Robert Eggers, originaire du théâtre expérimental à New York fait une entrée fracassante dans le cinéma en 2015 avec The Witch. Et pour cause: noir et blanc, rythme lent, aspect contemplatif, on peut dire qu’Eggers ne ménage pas le public. Et pourtant, le film cartonne à Sundance, et remporte notamment le prix de la mise en scène.
Et une chose est sûre. Autant on peut ne pas aimer son cinéma, autant il est indéniable que Robert Eggers brille par sa réalisation.
J’avais beaucoup entendu parler de Lighthouse lors de la Quinzaine à Cannes 2019. Je m’étais bien gardée de regarder tout bande annonce.

La nuit du labeur

Bien que The Witch et Lighthouse ont des points communs (le rythme plutôt lent associé à une certaine folie), les deux films sont très différents. Et pourtant on y reconnaîtrai presque une patte Eggers, tant les films sont de vraies expériences.
Déjà la forme. Chaque plan est un tableau. Le travail sur le son et la lumière sont particulièrement impressionnants. Le contraste noir et blanc s’attache à mettre en valeur les yeux, les traits de Robert Pattinson et Willem Dafoe avec une précision de maître. On se croirait dans un tableau impressionniste. Avec l’idée de la mer maligne qui est présente à chaque plan, grâce au jeu de lumière du phare sur le visage des deux gardiens.

Ensuite le son. Il accompagne le dur labeur de Robert Pattinson. On ressent chaque poids, douleurs, liés au travail. Mais c’est le cri de la créature qui m’a particulièrement marquée: strident, perçant, mais qui à la fois, ne ressemble pas à un cri. On en a froid dans le dos.
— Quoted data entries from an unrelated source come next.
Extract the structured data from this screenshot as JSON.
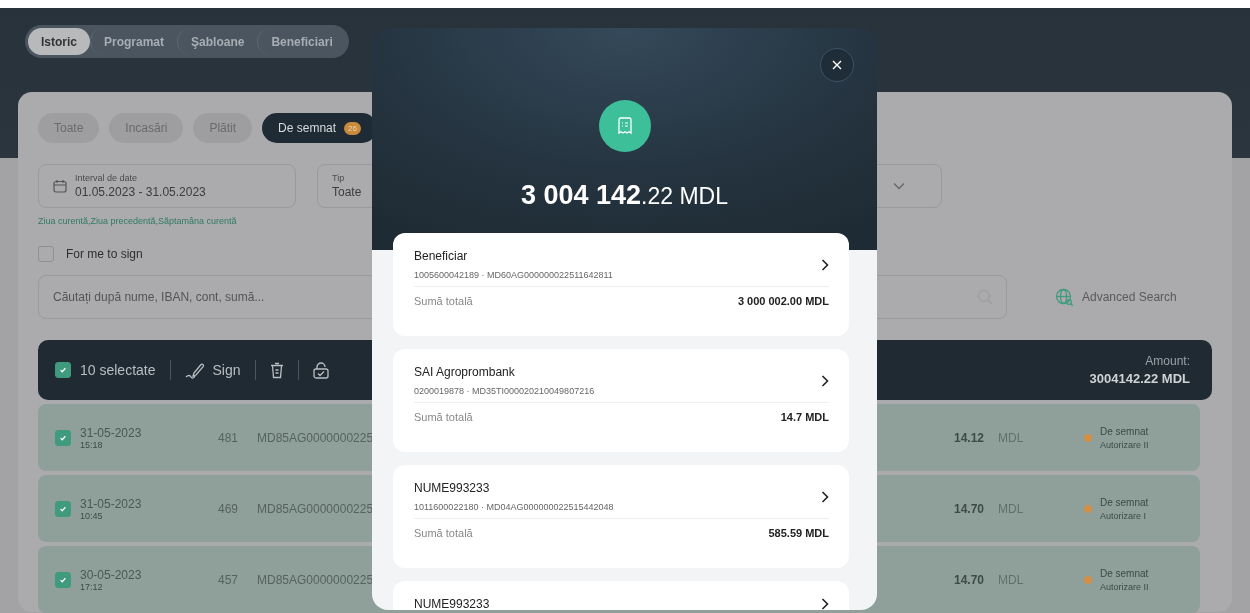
{
  "tabs": [
    {
      "label": "Istoric",
      "selected": true
    },
    {
      "label": "Programat",
      "selected": false
    },
    {
      "label": "Şabloane",
      "selected": false
    },
    {
      "label": "Beneficiari",
      "selected": false
    }
  ],
  "filter_chips": [
    {
      "label": "Toate",
      "selected": false
    },
    {
      "label": "Incasări",
      "selected": false
    },
    {
      "label": "Plătit",
      "selected": false
    },
    {
      "label": "De semnat",
      "selected": true,
      "badge": "26"
    }
  ],
  "date_field": {
    "label": "Interval de date",
    "value": "01.05.2023 - 31.05.2023"
  },
  "type_field": {
    "label": "Tip",
    "value": "Toate"
  },
  "quick_ranges": "Ziua curentă,Ziua precedentă,Săptamâna curentă",
  "for_me_to_sign": {
    "label": "For me to sign",
    "checked": false
  },
  "search": {
    "placeholder": "Căutați după nume, IBAN, cont, sumă..."
  },
  "advanced_search": "Advanced Search",
  "selection_bar": {
    "checked": true,
    "count_label": "10 selectate",
    "sign": "Sign",
    "amount_label": "Amount:",
    "amount": "3004142.22 MDL"
  },
  "rows": [
    {
      "checked": true,
      "date": "31-05-2023",
      "time": "15:18",
      "number": "481",
      "iban": "MD85AG0000000225",
      "amount": "14.12",
      "currency": "MDL",
      "status": "De semnat",
      "authorization": "Autorizare II"
    },
    {
      "checked": true,
      "date": "31-05-2023",
      "time": "10:45",
      "number": "469",
      "iban": "MD85AG0000000225",
      "amount": "14.70",
      "currency": "MDL",
      "status": "De semnat",
      "authorization": "Autorizare I"
    },
    {
      "checked": true,
      "date": "30-05-2023",
      "time": "17:12",
      "number": "457",
      "iban": "MD85AG0000000225",
      "amount": "14.70",
      "currency": "MDL",
      "status": "De semnat",
      "authorization": "Autorizare II"
    }
  ],
  "modal": {
    "total": "**3 004 142**.22 MDL",
    "items": [
      {
        "name": "Beneficiar",
        "details": "1005600042189 · MD60AG000000022511642811",
        "sum_label": "Sumă totală",
        "sum": "3 000 002.00 MDL"
      },
      {
        "name": "SAI Agroprombank",
        "details": "0200019878 · MD35TI000020210049807216",
        "sum_label": "Sumă totală",
        "sum": "14.7 MDL"
      },
      {
        "name": "NUME993233",
        "details": "1011600022180 · MD04AG000000022515442048",
        "sum_label": "Sumă totală",
        "sum": "585.59 MDL"
      },
      {
        "name": "NUME993233"
      }
    ]
  }
}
Ces éléments font de Lighthouse un huis clos. Tant en termes de personnages (on ne voit que Pattinson et Dafoe à l’écran), qu’en termes de décor (on voit globalement les mêmes plans sur la mer, le phare, l’espace de vie). Et on voit finalement peu le coeur du phare, son intérieur, qui suscite tant d’interrogations. Comme si Eggers voulait nous dire que l’important ce n’est pas l’objet mystique du récit, mais bien ce qu’en font les personnages. A savoir ici, sombrer dans une folie difficile à décrire.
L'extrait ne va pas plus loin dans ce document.